From acclaimed horror writer Sarah Lotz, hailed by Stephen King as “vastly entertaining,” a new novel about a group of amateur detectives infiltrated by the sadistic killer whose case they’re investigating.
Reclusive Irish bookseller Shaun Ryan has always believed that his uncle, Teddy, died in a car accident. It’s only on his mother’s deathbed that he learns the truth: Teddy, who was gay, fled the Catholic, deeply conservative County Wicklow for New York decades earlier. Shaun finds no sign of him in New York or anywhere else–until he comes across the unsolved murder of a John Doe whose description matches Teddy’s.
Desperate for information, Shaun tracks down Chris Guzman, a woman who runs a website dedicated to matching missing persons cases with unidentified bodies. Through Chris’s site, a group of online cold case fanatics connect Teddy with the notorious “Boy in the Dress” murder, believed to be one of many committed by a serial killer targeting gay men.
But who are these cold case fanatics, and how do they know so much about a case that left the police and the FBI stumped? With investigators, amateurs, and one sadistic killer on a collision course, Missing Person is Sarah Lotz at her most thrilling and terrifying.From Goodreads.
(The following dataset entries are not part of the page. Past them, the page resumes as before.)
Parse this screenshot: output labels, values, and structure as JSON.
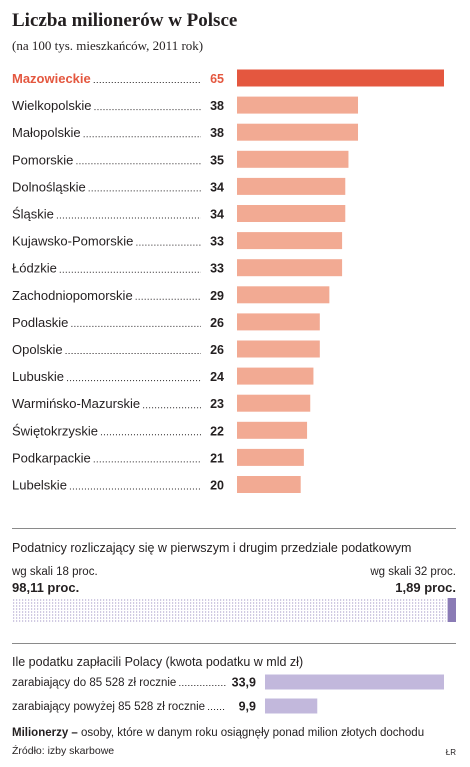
{
  "header": {
    "title": "Liczba milionerów w Polsce",
    "subtitle": "(na 100 tys. mieszkańców, 2011 rok)"
  },
  "colors": {
    "highlight": "#e4573f",
    "bar": "#f2aa93",
    "tax_bar": "#c2b8dc",
    "tax_bar_dark": "#8a7bb5",
    "dots": "#b3abd0"
  },
  "chart_data": [
    {
      "type": "bar",
      "orientation": "horizontal",
      "categories": [
        "Mazowieckie",
        "Wielkopolskie",
        "Małopolskie",
        "Pomorskie",
        "Dolnośląskie",
        "Śląskie",
        "Kujawsko-Pomorskie",
        "Łódzkie",
        "Zachodniopomorskie",
        "Podlaskie",
        "Opolskie",
        "Lubuskie",
        "Warmińsko-Mazurskie",
        "Świętokrzyskie",
        "Podkarpackie",
        "Lubelskie"
      ],
      "values": [
        65,
        38,
        38,
        35,
        34,
        34,
        33,
        33,
        29,
        26,
        26,
        24,
        23,
        22,
        21,
        20
      ],
      "value_labels": [
        "65",
        "38",
        "38",
        "35",
        "34",
        "34",
        "33",
        "33",
        "29",
        "26",
        "26",
        "24",
        "23",
        "22",
        "21",
        "20"
      ],
      "highlight_index": 0,
      "xlim": [
        0,
        65
      ]
    },
    {
      "type": "bar",
      "orientation": "horizontal",
      "stacked": true,
      "title": "Podatnicy rozliczający się w pierwszym i drugim przedziale podatkowym",
      "series": [
        {
          "name": "wg skali 18 proc.",
          "value": 98.11,
          "label": "98,11 proc."
        },
        {
          "name": "wg skali 32 proc.",
          "value": 1.89,
          "label": "1,89 proc."
        }
      ],
      "xlim": [
        0,
        100
      ]
    },
    {
      "type": "bar",
      "orientation": "horizontal",
      "title": "Ile podatku zapłacili Polacy (kwota podatku w mld zł)",
      "categories": [
        "zarabiający do 85 528 zł rocznie",
        "zarabiający powyżej 85 528 zł rocznie"
      ],
      "values": [
        33.9,
        9.9
      ],
      "value_labels": [
        "33,9",
        "9,9"
      ],
      "xlim": [
        0,
        33.9
      ]
    }
  ],
  "footer": {
    "definition_term": "Milionerzy –",
    "definition_text": " osoby, które w danym roku osiągnęły ponad milion złotych dochodu",
    "source": "Źródło: izby skarbowe",
    "author": "ŁR"
  }
}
Publisher: Mulholland Books
Date read: 22 June 2020
Even if Sarah Lotz wasn’t one of my favourite authors, I would’ve found it difficult to talk myself out of buying her latest novel. I first fell in love with her writing in The Three – a twisty horror novel that mimics the style of “found footage” films like The Blair Witch Project. I impulse-bought The Four and The White Road without looking further than her name on the covers, and wasn’t disappointed with either. But when I found Missing Person just before the pandemic hit, I knew I was in trouble of losing touch with reality for a day or two. This one was going to need all my attention.
Lotz’s latest novel is a blend of two of my strongest guilty pleasures: crime fiction and true crime cold case websleuths. At its centre is the connection of a missing person’s case to an unidentified body on Missing-Linc.com, where amateur detectives congregate in an attempt to solve cases left to go “cold” by the police and the FBI. Identifying the “Boy in the Dress” causes an entanglement of online personalities with the people behind their usernames, including the nephew of the victim. Adding to the tension is the presence of the murderer in the inner circle of websleuths, watching their every move and even contributing to the “hunt” for the killer. Lotz provides flashes into his psyche, building a complex web of intrigue that keeps the reader utterly engrossed.
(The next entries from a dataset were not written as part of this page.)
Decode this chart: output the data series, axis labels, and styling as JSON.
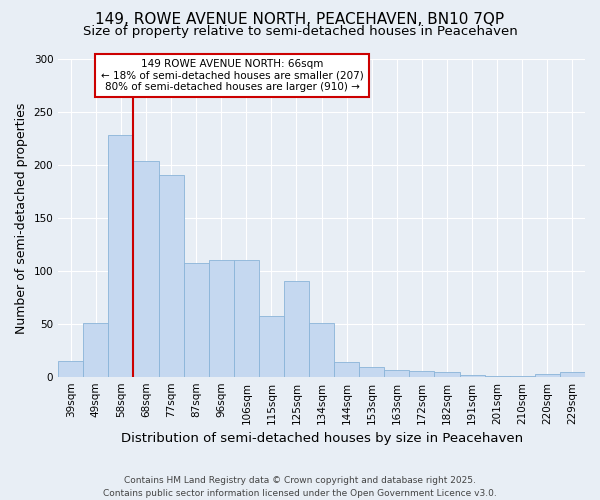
{
  "title": "149, ROWE AVENUE NORTH, PEACEHAVEN, BN10 7QP",
  "subtitle": "Size of property relative to semi-detached houses in Peacehaven",
  "xlabel": "Distribution of semi-detached houses by size in Peacehaven",
  "ylabel": "Number of semi-detached properties",
  "categories": [
    "39sqm",
    "49sqm",
    "58sqm",
    "68sqm",
    "77sqm",
    "87sqm",
    "96sqm",
    "106sqm",
    "115sqm",
    "125sqm",
    "134sqm",
    "144sqm",
    "153sqm",
    "163sqm",
    "172sqm",
    "182sqm",
    "191sqm",
    "201sqm",
    "210sqm",
    "220sqm",
    "229sqm"
  ],
  "values": [
    15,
    51,
    228,
    204,
    190,
    107,
    110,
    110,
    57,
    90,
    51,
    14,
    9,
    6,
    5,
    4,
    2,
    1,
    1,
    3,
    4
  ],
  "bar_color": "#c5d8f0",
  "bar_edge_color": "#8ab4d8",
  "marker_label": "149 ROWE AVENUE NORTH: 66sqm",
  "annotation_line1": "← 18% of semi-detached houses are smaller (207)",
  "annotation_line2": "80% of semi-detached houses are larger (910) →",
  "vline_color": "#cc0000",
  "annotation_box_edge_color": "#cc0000",
  "vline_x": 2.5,
  "ylim": [
    0,
    300
  ],
  "yticks": [
    0,
    50,
    100,
    150,
    200,
    250,
    300
  ],
  "background_color": "#e8eef5",
  "plot_bg_color": "#e8eef5",
  "footer": "Contains HM Land Registry data © Crown copyright and database right 2025.\nContains public sector information licensed under the Open Government Licence v3.0.",
  "title_fontsize": 11,
  "subtitle_fontsize": 9.5,
  "axis_label_fontsize": 9,
  "tick_fontsize": 7.5,
  "footer_fontsize": 6.5
}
The angle is an interesting one for a thriller, and one I was excited to read. Lotz raises questions not only about the effectiveness and efficiency of the police force (particularly with regards to the internalised homophobia that prevents them from solving Teddy Ryan’s murder), but also about the various moral complications of “websleuthing” in the digital age. Surprisingly, the police force is largely absent from the plot, with only a few ex-cops and useless police contacts making an appearance. The amateur detectives, on the other hand, illustrate through their very existence that the police are not a prerequisite for crime-solving, nor are they necessarily worth the billions of dollars meant to protect the public from criminals and bring murderers to justice. Sure, the websleuths don’t get everything right – their actions, when unchecked, cause heightened trauma for the survivors of violent crime – but Lotz presents them as a constantly evolving force willing to learn from their mistakes. For all their flaws, the best of them hold themselves accountable for their actions and balance out curiosity with caution. They are perhaps not conventional crime-fighting heroes, but they certainly achieve more than their uniformed compatriots.
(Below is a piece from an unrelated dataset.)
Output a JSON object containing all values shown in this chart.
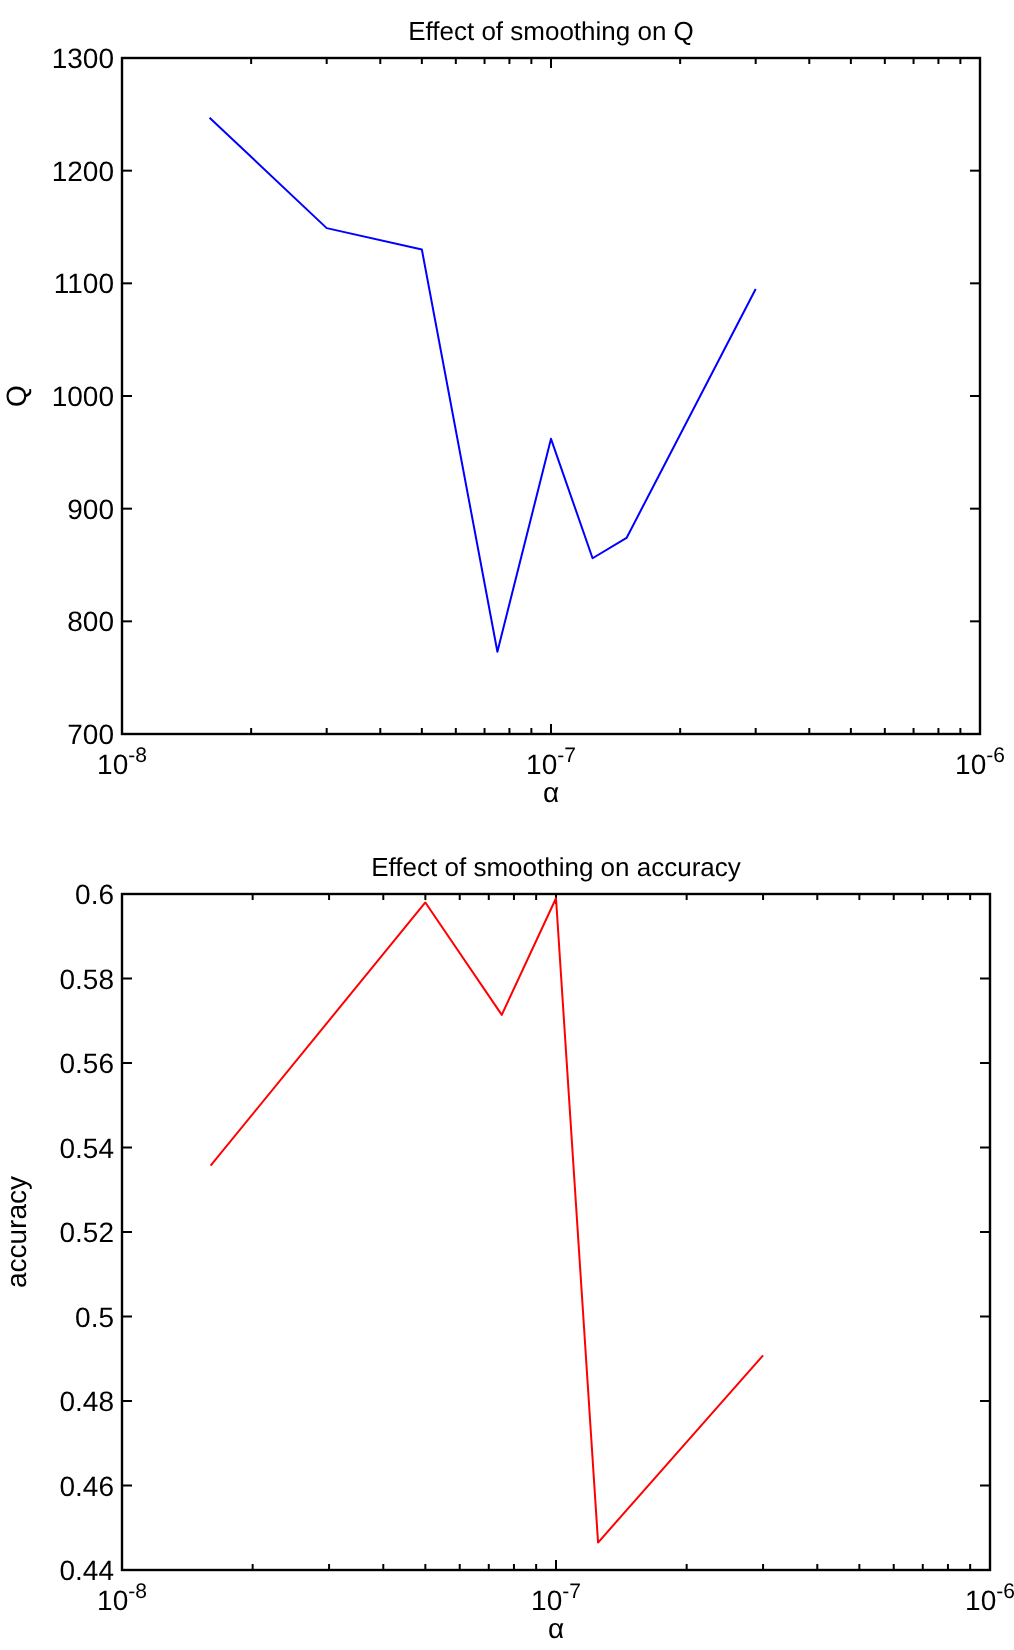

This is just one of many ways in which Lotz subverts the genre into which she writes. Also significant is the slow-burn, almost halting pace of its character-driven plot, which can be frustrating for the seasoned crime-novel fanatic seeking an adrenaline-fuelled rush to the climax. The climax, too, is surprisingly subdued; anyone craving that jolt of vindication typical of thrillers will be sorely disappointed. Lotz cheats her readers out of the cathartic rush of endorphins they’ve come to expect from the genre, focusing our attention on the less glamorous reality of violent crime and its aftermath.
Missing Person is as much about the psychology of people intrigued by cold cases as it is about the psychology of a killer. Lotz investigates a number of complex relationships, including internet-born friendships that bleed into real life, familial ties fraught with secrets and betrayal, the tension between survivors of violent crimes and the everyday people swept up in the story, the bond between killer and victim, and – of course – the evil act that entangles them all. But her real achievement is in implicating not only her group of misfit websleuths, but also the not-so-casual observer of it all: her reader.